En 1971, M. René Pleven, alors garde des sceaux, confronté à la même question au moment où a été retiré le monopole aux avoués devant les tribunaux de grande instance, déclarait au Sénat lors de la séance du 16 novembre : « Plusieurs orateurs ont parlé "d'expropriation" pour justifier l'accélération de l'indemnisation, voire pour demander qu'elle soit préalable à l'entrée en vigueur de la loi. Je ne pense pas que cette thèse soit fondée sur un raisonnement juridique exact, le propriétaire dont le bien est exproprié en perd tout à la fois la valeur vénale et les revenus qu'il tirait ou pouvait tirer de la gestion, de l'exploitation ou de la location de ce bien. Tel n'est assurément pas le cas des avoués qui pourront, en toute liberté, décider ou non d'entrer dans la nouvelle profession, alors qu'un exproprié perd son bien, qu'il le veuille ou non. » Il me semble que nous pouvons établir un parallèle entre la situation des avoués en 1971 et celle sur laquelle nous travaillons aujourd'hui.
Par ailleurs, je le rappelle à l'intention de M. Dejoie, des professionnels ont perdu leur monopole sans être indemnisés, par exemple les agents de change.
M. Luc Dejoie, rapporteur. Il n'en demeure pas moins, madame le garde des sceaux, que les avoués ont tout de même été indemnisés à la valeur réelle de leur office, voire au-delà.
M. Jean-Jacques Hyest. Donc, il n'y avait pas de problème ! (Sourires.)
M. le président. Je vais mettre aux voix les amendements identiques n°s 12 et 23.
Mme Dinah Derycke. Je demande la parole contre ces amendements.
M. le président. La parole est à Mme Derycke.
Mme Dinah Derycke. Comme je l'ai dit dans la discussion générale, le groupe socialiste ne votera pas ces amendements.
M. Patrice Gélard. Je demande la parole pour explication de vote.
M. le président. La parole est à M. Gélard.
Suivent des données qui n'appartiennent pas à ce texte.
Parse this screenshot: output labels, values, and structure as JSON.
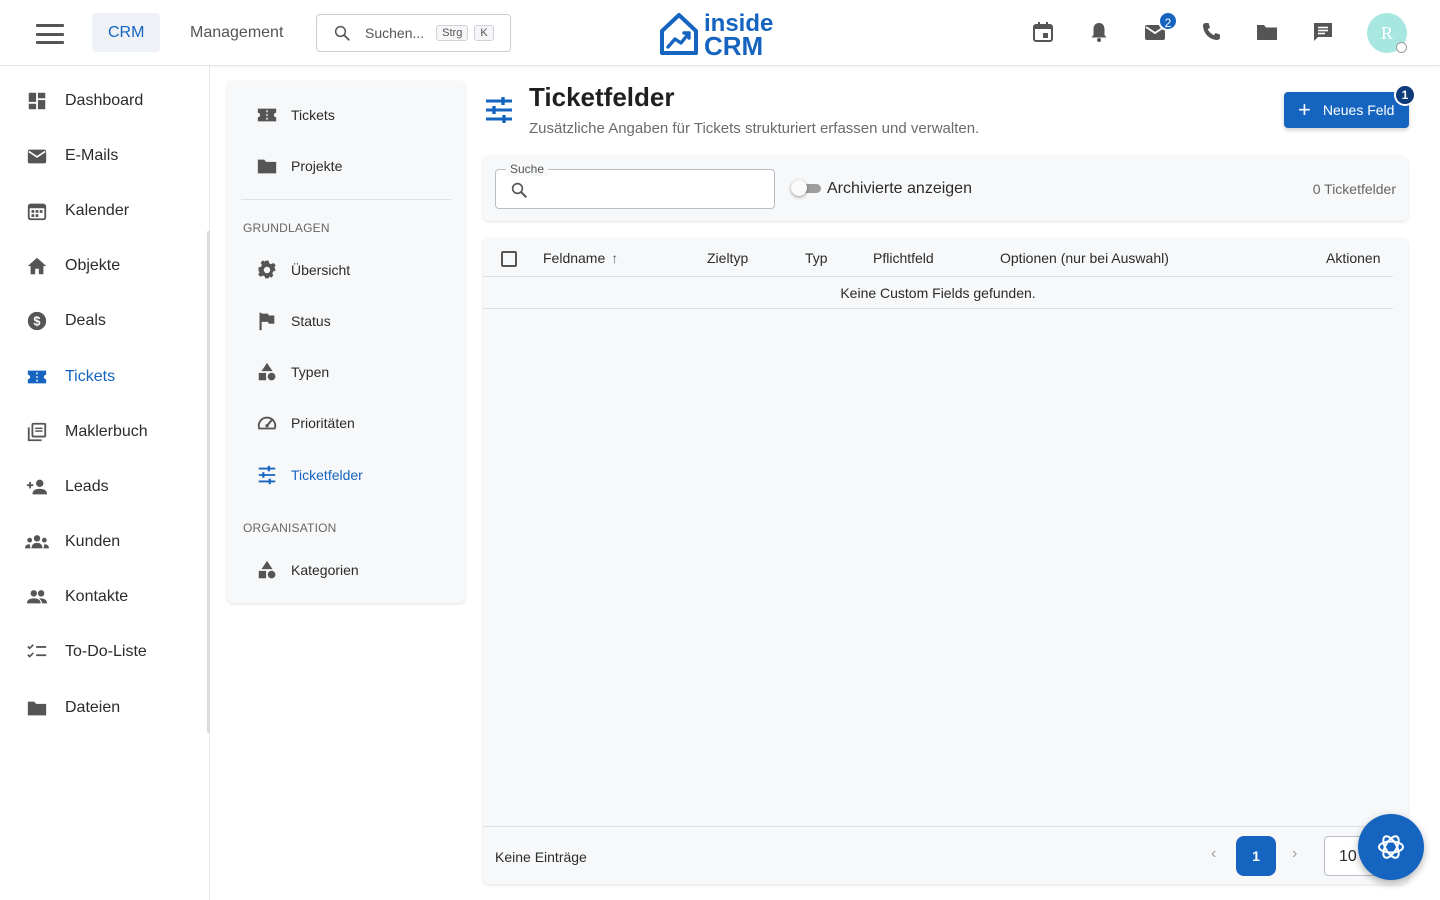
{
  "header": {
    "tabs": [
      {
        "label": "CRM"
      },
      {
        "label": "Management"
      }
    ],
    "search": {
      "placeholder": "Suchen...",
      "kbd1": "Strg",
      "kbd2": "K"
    },
    "logo": {
      "line1": "inside",
      "line2": "CRM"
    },
    "icons": [
      "calendar-icon",
      "bell-icon",
      "mail-icon",
      "phone-icon",
      "folder-icon",
      "chat-icon"
    ],
    "mail_badge": "2",
    "avatar_initial": "R"
  },
  "sidebar": {
    "items": [
      {
        "label": "Dashboard",
        "icon": "dashboard-icon"
      },
      {
        "label": "E-Mails",
        "icon": "mail-icon"
      },
      {
        "label": "Kalender",
        "icon": "calendar-icon"
      },
      {
        "label": "Objekte",
        "icon": "home-icon"
      },
      {
        "label": "Deals",
        "icon": "dollar-icon"
      },
      {
        "label": "Tickets",
        "icon": "ticket-icon",
        "active": true
      },
      {
        "label": "Maklerbuch",
        "icon": "book-icon"
      },
      {
        "label": "Leads",
        "icon": "person-add-icon"
      },
      {
        "label": "Kunden",
        "icon": "groups-icon"
      },
      {
        "label": "Kontakte",
        "icon": "people-icon"
      },
      {
        "label": "To-Do-Liste",
        "icon": "checklist-icon"
      },
      {
        "label": "Dateien",
        "icon": "folder-icon"
      }
    ]
  },
  "subnav": {
    "top_items": [
      {
        "label": "Tickets",
        "icon": "ticket-icon"
      },
      {
        "label": "Projekte",
        "icon": "folder-icon"
      }
    ],
    "section1": {
      "heading": "GRUNDLAGEN",
      "items": [
        {
          "label": "Übersicht",
          "icon": "gear-icon"
        },
        {
          "label": "Status",
          "icon": "flag-icon"
        },
        {
          "label": "Typen",
          "icon": "shapes-icon"
        },
        {
          "label": "Prioritäten",
          "icon": "speedometer-icon"
        },
        {
          "label": "Ticketfelder",
          "icon": "tune-icon",
          "active": true
        }
      ]
    },
    "section2": {
      "heading": "ORGANISATION",
      "items": [
        {
          "label": "Kategorien",
          "icon": "shapes-icon"
        }
      ]
    }
  },
  "main": {
    "title": "Ticketfelder",
    "subtitle": "Zusätzliche Angaben für Tickets strukturiert erfassen und verwalten.",
    "new_button": "Neues Feld",
    "new_badge": "1",
    "filter": {
      "search_label": "Suche",
      "search_value": "",
      "toggle_label": "Archivierte anzeigen",
      "toggle_on": false,
      "count": "0 Ticketfelder"
    },
    "table": {
      "columns": [
        "Feldname",
        "Zieltyp",
        "Typ",
        "Pflichtfeld",
        "Optionen (nur bei Auswahl)",
        "Aktionen"
      ],
      "sort_column": "Feldname",
      "sort_dir": "asc",
      "empty_message": "Keine Custom Fields gefunden.",
      "footer": {
        "entries_text": "Keine Einträge",
        "prev": "‹",
        "next": "›",
        "current_page": "1",
        "per_page": "10"
      }
    }
  },
  "colors": {
    "accent": "#1565c0",
    "badge_dark": "#0d3a78",
    "avatar_bg": "#a8e6e0",
    "card_bg": "#f7f8f9"
  }
}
M. Patrice Gélard. En l'occurrence, je ne suis convaincu ni par René Pleven ni par le doyen Vedel. En effet, nous sommes en face d'un bien qui relève de la propriété, même si c'est une propriété incorporelle. Par conséquent, les dispositions de l'article XVII de la Déclaration des droits de l'homme et du citoyen s'appliquent : on doit allouer une juste et préalable indemnité. Si on ne le fait pas, si on limite cela - et je vous renvoie à la jurisprudence du Conseil constitutionnel concernant la nationalisation des banques - on est en dehors des règles constitutionnelles. Il faut donc suivre la proposition de nos deux rapporteurs. C'est la seule voie de la justice et de la sagesse.
M. le président. Personne ne demande plus la parole ?...
Je mets aux voix les amendements identiques n°s 12 et 23, repoussés par le Gouvernement.

(Les amendements sont adoptés.)
M. le président. En conséquence, l'article 35 est ainsi rédigé.